Introduction/Background Almost 30% of patients diagnosed with atypical endometrial hyperplasia before surgery (preoperative-AEH) are found to have concurrent endometrial cancer (EC) at definitive hysterectomy, leading to incomplete primary surgery and delayed adjuvant treatment. This study aimed to investigate whether preoperative level of human epididymis protein 4 (HE4) could predict concurrent EC for preoperative-AEH patients and help to establish a nomogram for better clinical management.
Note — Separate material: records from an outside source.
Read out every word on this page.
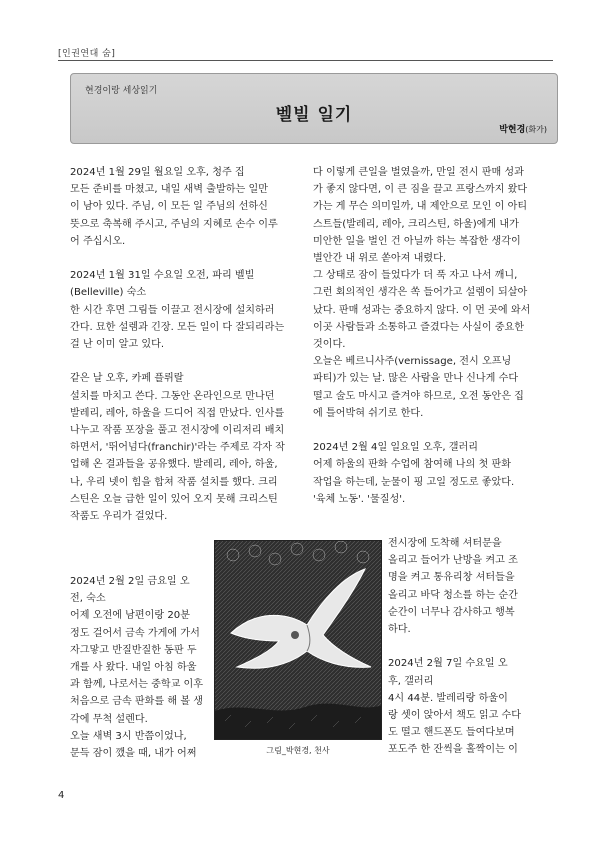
[인권연대 숨]
현경이랑 세상읽기
벨빌 일기
박현경(화가)

2024년 1월 29일 월요일 오후, 청주 집

모든 준비를 마쳤고, 내일 새벽 출발하는 일만

이 남아 있다. 주님, 이 모든 일 주님의 선하신

뜻으로 축복해 주시고, 주님의 지혜로 손수 이루

어 주십시오.

2024년 1월 31일 수요일 오전, 파리 벨빌

(Belleville) 숙소

한 시간 후면 그림들 이끌고 전시장에 설치하러

간다. 묘한 설렘과 긴장. 모든 일이 다 잘되리라는

걸 난 이미 알고 있다.

같은 날 오후, 카페 플뤼랄

설치를 마치고 쓴다. 그동안 온라인으로 만나던

발레리, 레아, 하울을 드디어 직접 만났다. 인사를

나누고 작품 포장을 풀고 전시장에 이리저리 배치

하면서, '뛰어넘다(franchir)'라는 주제로 각자 작

업해 온 결과들을 공유했다. 발레리, 레아, 하울,

나, 우리 넷이 힘을 합쳐 작품 설치를 했다. 크리

스틴은 오늘 급한 일이 있어 오지 못해 크리스틴

작품도 우리가 걸었다.

2024년 2월 2일 금요일 오

전, 숙소

어제 오전에 남편이랑 20분

정도 걸어서 금속 가게에 가서

자그맣고 반질반질한 동판 두

개를 사 왔다. 내일 아침 하울

과 함께, 나로서는 중학교 이후

처음으로 금속 판화를 해 볼 생

각에 무척 설렌다.

오늘 새벽 3시 반쯤이었나,

문득 잠이 깼을 때, 내가 어쩌

다 이렇게 큰일을 벌였을까, 만일 전시 판매 성과

가 좋지 않다면, 이 큰 짐을 끌고 프랑스까지 왔다

가는 게 무슨 의미일까, 내 제안으로 모인 이 아티

스트들(발레리, 레아, 크리스틴, 하울)에게 내가

미안한 일을 벌인 건 아닐까 하는 복잡한 생각이

별안간 내 위로 쏟아져 내렸다.

그 상태로 잠이 들었다가 더 푹 자고 나서 깨니,

그런 회의적인 생각은 쏙 들어가고 설렘이 되살아

났다. 판매 성과는 중요하지 않다. 이 먼 곳에 와서

이곳 사람들과 소통하고 즐겼다는 사실이 중요한

것이다.

오늘은 베르니사주(vernissage, 전시 오프닝

파티)가 있는 날. 많은 사람을 만나 신나게 수다

떨고 술도 마시고 즐겨야 하므로, 오전 동안은 집

에 틀어박혀 쉬기로 한다.

2024년 2월 4일 일요일 오후, 갤러리

어제 하울의 판화 수업에 참여해 나의 첫 판화

작업을 하는데, 눈물이 핑 고일 정도로 좋았다.

'육체 노동'. '물질성'.

전시장에 도착해 셔터문을

올리고 들어가 난방을 켜고 조

명을 켜고 통유리창 셔터들을

올리고 바닥 청소를 하는 순간

순간이 너무나 감사하고 행복

하다.

2024년 2월 7일 수요일 오

후, 갤러리

4시 44분. 발레리랑 하울이

랑 셋이 앉아서 책도 읽고 수다

도 떨고 핸드폰도 들여다보며

포도주 한 잔씩을 홀짝이는 이

그림_박현경, 천사
4
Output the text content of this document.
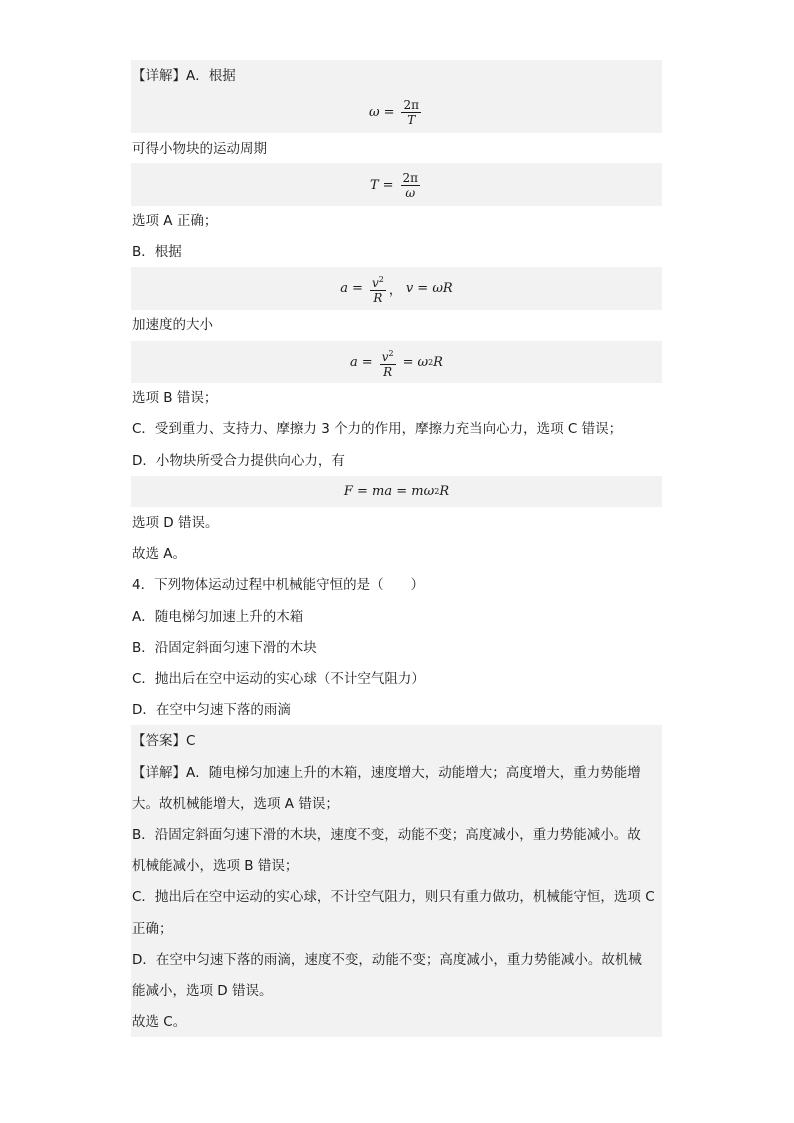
【详解】A．根据
$\omega = \frac{2\pi}{T}$
可得小物块的运动周期
$T = \frac{2\pi}{\omega}$
选项 A 正确；
B．根据
$a = \frac{v^2}{R}$ ， v = ωR
加速度的大小
$a = \frac{v^2}{R} = \omega$ 2 R
选项 B 错误；
C．受到重力、支持力、摩擦力 3 个力的作用，摩擦力充当向心力，选项 C 错误；
D．小物块所受合力提供向心力，有
F = ma = mω 2 R
选项 D 错误。
故选 A。
4．下列物体运动过程中机械能守恒的是（　　）
A．随电梯匀加速上升的木箱
B．沿固定斜面匀速下滑的木块
C．抛出后在空中运动的实心球（不计空气阻力）
D．在空中匀速下落的雨滴
【答案】C
【详解】A．随电梯匀加速上升的木箱，速度增大，动能增大；高度增大，重力势能增
大。故机械能增大，选项 A 错误；
B．沿固定斜面匀速下滑的木块，速度不变，动能不变；高度减小，重力势能减小。故
机械能减小，选项 B 错误；
C．抛出后在空中运动的实心球，不计空气阻力，则只有重力做功，机械能守恒，选项 C
正确；
D．在空中匀速下落的雨滴，速度不变，动能不变；高度减小，重力势能减小。故机械
能减小，选项 D 错误。
故选 C。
Methodology Preoperative-AEH patients who underwent hysterectomy in a tertiary hospital from Jan 2020 to Dec 2022 were retrospectively analyzed. Independent predictive factors determined by multivariate logistic regression model were used to establish nomogram and internal validation was performed by a bootstrap resampling method.

Abstract #351 Figure 1

(A) The nomogram for predicting concurrent EC in preoperative-AEH patients. (B) The AIC, BIC and C-index of prognostic factors and nomogram for predicting concurrent EC. (C) The calibration curves of the nomogram prediction. (D) The decision curve analysis of nomogram compared with menopausal status, BMI and HE4 for predicting concurrent EC. Abbreviations: HE4, human epididymis protein 4; EC, endometrial cancer; AEH, atypical endometrial hyperplasia; C-index, concordance index; 95% CI, 95% confidence interval; AIC, Akaike Information Criterion; BIC, Bayesian Information Criterion.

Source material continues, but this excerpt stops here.